Mais si on va au bout de votre logique, on peut imaginer que vous ne pensez pas pouvoir vous inscrire sur un projet à long terme à l'OM...
- En tout cas, ce sera l'une des conditions pour que je reste. D'ici au mois de juin, ces conditions seront peut-être remplies.
Ou pas...
- ou pas, oui. C'est bien là le problème. Je n'ai pas envie de terminer comme José (Anigo), qui s'est sacrifié alors qu'il avait assuré l'essentiel.
On insiste, mais tout, dans vos propos, laisse croire que vous partirez en juin...

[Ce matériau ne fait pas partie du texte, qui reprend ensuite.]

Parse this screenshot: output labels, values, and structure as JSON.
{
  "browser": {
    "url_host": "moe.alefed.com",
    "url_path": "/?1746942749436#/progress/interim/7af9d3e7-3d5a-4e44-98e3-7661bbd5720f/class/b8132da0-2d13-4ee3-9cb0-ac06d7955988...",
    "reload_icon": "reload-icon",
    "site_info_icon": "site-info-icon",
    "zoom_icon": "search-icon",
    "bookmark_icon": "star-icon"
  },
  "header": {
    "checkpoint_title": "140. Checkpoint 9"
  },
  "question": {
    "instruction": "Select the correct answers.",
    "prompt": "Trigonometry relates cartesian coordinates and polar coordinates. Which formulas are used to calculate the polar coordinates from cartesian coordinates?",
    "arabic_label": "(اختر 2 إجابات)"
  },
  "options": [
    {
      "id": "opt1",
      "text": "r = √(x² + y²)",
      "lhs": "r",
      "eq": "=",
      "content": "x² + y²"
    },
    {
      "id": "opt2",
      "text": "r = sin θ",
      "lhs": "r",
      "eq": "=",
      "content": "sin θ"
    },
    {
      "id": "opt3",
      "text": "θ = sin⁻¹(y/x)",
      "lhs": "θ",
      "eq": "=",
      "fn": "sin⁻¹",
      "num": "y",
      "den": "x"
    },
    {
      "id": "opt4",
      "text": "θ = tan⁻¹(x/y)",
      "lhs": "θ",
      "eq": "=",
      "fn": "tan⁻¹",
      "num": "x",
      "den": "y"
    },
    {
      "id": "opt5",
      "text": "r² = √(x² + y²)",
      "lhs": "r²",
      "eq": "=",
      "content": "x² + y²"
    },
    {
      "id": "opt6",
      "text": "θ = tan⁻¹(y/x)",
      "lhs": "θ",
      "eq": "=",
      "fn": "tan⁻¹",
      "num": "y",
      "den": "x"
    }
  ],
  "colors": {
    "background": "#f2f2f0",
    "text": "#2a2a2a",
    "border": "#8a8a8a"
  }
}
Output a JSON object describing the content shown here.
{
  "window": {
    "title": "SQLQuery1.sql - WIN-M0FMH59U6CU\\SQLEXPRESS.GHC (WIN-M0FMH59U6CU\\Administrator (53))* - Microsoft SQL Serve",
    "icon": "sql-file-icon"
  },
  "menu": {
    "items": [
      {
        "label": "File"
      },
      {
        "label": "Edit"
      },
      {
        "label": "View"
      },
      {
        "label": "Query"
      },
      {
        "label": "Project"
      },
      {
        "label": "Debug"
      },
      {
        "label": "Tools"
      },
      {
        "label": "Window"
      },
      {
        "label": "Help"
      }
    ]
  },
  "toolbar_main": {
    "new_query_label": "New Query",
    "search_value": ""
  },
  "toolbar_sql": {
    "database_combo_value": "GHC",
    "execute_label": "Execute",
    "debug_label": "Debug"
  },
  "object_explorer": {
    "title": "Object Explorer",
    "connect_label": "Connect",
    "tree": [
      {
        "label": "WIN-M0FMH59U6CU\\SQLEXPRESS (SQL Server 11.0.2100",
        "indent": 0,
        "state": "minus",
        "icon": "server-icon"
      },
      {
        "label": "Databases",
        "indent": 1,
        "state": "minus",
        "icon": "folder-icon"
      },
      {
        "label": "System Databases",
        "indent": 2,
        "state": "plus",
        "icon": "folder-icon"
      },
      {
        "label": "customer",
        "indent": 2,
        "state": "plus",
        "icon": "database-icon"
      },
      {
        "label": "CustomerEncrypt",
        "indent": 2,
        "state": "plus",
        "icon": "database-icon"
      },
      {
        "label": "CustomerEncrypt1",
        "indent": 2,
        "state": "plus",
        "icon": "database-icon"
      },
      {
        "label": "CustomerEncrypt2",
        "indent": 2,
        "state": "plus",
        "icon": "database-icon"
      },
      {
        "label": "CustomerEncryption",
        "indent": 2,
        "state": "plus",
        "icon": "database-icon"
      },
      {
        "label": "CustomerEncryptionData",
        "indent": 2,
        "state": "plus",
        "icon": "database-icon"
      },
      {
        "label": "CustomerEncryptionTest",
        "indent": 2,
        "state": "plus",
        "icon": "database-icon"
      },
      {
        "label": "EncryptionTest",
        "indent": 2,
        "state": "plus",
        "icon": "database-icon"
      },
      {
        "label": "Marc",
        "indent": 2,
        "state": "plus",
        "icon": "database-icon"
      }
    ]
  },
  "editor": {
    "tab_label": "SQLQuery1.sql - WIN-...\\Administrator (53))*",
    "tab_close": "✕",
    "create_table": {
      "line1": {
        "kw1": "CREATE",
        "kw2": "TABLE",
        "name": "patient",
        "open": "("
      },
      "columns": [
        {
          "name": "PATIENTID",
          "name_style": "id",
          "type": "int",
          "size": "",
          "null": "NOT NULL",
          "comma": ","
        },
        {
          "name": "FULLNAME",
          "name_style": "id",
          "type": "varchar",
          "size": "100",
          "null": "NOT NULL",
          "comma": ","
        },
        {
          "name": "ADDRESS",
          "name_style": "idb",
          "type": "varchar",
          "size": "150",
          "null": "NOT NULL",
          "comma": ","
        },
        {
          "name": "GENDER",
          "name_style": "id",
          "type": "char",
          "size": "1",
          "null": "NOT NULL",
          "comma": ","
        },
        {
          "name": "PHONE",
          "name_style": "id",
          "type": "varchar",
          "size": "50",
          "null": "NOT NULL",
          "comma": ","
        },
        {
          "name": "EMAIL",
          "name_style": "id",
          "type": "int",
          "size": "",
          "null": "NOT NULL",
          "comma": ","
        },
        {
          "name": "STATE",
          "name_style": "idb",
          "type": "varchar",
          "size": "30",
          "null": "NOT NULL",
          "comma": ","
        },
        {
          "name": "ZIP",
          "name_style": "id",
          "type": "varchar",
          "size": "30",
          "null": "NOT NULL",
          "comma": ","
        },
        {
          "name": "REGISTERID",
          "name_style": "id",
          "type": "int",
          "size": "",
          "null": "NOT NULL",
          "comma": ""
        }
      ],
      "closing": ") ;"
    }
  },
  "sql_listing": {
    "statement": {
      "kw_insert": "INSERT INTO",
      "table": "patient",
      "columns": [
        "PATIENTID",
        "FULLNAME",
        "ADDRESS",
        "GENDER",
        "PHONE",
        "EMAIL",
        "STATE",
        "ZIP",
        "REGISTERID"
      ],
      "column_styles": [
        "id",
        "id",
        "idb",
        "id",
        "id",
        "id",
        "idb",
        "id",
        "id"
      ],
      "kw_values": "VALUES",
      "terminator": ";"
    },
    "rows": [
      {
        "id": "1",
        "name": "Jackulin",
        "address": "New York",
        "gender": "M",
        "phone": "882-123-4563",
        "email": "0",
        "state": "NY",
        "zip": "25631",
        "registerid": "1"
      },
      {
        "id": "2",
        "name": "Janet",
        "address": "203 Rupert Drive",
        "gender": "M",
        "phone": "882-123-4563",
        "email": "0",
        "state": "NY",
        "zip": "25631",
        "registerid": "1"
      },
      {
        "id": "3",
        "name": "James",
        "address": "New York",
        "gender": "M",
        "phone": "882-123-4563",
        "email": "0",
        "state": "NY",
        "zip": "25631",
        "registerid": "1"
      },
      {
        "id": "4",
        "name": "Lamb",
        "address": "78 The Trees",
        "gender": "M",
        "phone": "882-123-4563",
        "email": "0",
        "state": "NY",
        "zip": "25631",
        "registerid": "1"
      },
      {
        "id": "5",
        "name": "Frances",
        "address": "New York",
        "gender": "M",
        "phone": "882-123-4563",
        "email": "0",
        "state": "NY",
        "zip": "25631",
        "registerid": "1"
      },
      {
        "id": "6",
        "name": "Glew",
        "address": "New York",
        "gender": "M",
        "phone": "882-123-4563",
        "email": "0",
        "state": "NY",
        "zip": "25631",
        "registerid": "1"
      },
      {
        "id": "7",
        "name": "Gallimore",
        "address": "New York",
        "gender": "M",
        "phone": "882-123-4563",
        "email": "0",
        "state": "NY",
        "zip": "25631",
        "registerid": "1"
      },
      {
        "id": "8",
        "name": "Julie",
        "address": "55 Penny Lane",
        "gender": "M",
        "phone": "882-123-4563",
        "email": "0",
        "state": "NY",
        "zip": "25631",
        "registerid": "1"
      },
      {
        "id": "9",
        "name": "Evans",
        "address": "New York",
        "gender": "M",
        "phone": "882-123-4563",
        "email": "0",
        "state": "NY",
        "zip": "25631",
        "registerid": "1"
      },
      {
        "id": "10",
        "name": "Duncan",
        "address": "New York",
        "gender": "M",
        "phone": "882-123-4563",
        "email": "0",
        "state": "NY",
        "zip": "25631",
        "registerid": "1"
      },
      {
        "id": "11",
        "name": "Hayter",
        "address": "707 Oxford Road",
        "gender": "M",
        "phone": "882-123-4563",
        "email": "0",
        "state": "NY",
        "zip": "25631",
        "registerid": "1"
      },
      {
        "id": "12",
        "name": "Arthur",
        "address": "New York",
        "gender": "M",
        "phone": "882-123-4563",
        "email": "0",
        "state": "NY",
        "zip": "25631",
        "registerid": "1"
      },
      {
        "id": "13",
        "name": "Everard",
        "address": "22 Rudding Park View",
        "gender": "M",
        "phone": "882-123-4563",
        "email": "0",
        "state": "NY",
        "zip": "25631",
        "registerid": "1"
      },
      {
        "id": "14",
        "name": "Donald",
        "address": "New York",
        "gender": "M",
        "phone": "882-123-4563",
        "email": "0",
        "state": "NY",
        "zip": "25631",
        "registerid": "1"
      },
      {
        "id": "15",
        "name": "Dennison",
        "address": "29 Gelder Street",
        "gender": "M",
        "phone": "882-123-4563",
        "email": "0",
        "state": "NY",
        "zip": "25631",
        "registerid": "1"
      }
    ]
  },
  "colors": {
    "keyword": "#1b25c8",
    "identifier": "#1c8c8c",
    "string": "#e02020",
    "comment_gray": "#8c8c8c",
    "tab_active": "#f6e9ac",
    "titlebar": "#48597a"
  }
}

- Encore une fois, je n'ai jamais dit ça. Mais, de toute façon, j'arrive à un âge, cinquante ans, où j'ai envie de faire autre chose. Je ne me vois pas entraîneur toute ma vie. Ma carrière s'arrêtera dans peu de temps. Plein de choses entrent en ligne de compte, notamment ma santé. J'ai un problème d'arthrose à un genou, j'ai rendez-vous avec le professeur Saillant, la semaine prochaine.
S'il me dit : "Tu te fais opérer demain", j'arrête demain.
Demain, c'est juin ?
- Ca peut l'être.
A l'inverse, vos dirigeants pourraient également vouloir se séparer de vous...
- Exactement. Mais je ne l'oublie pas."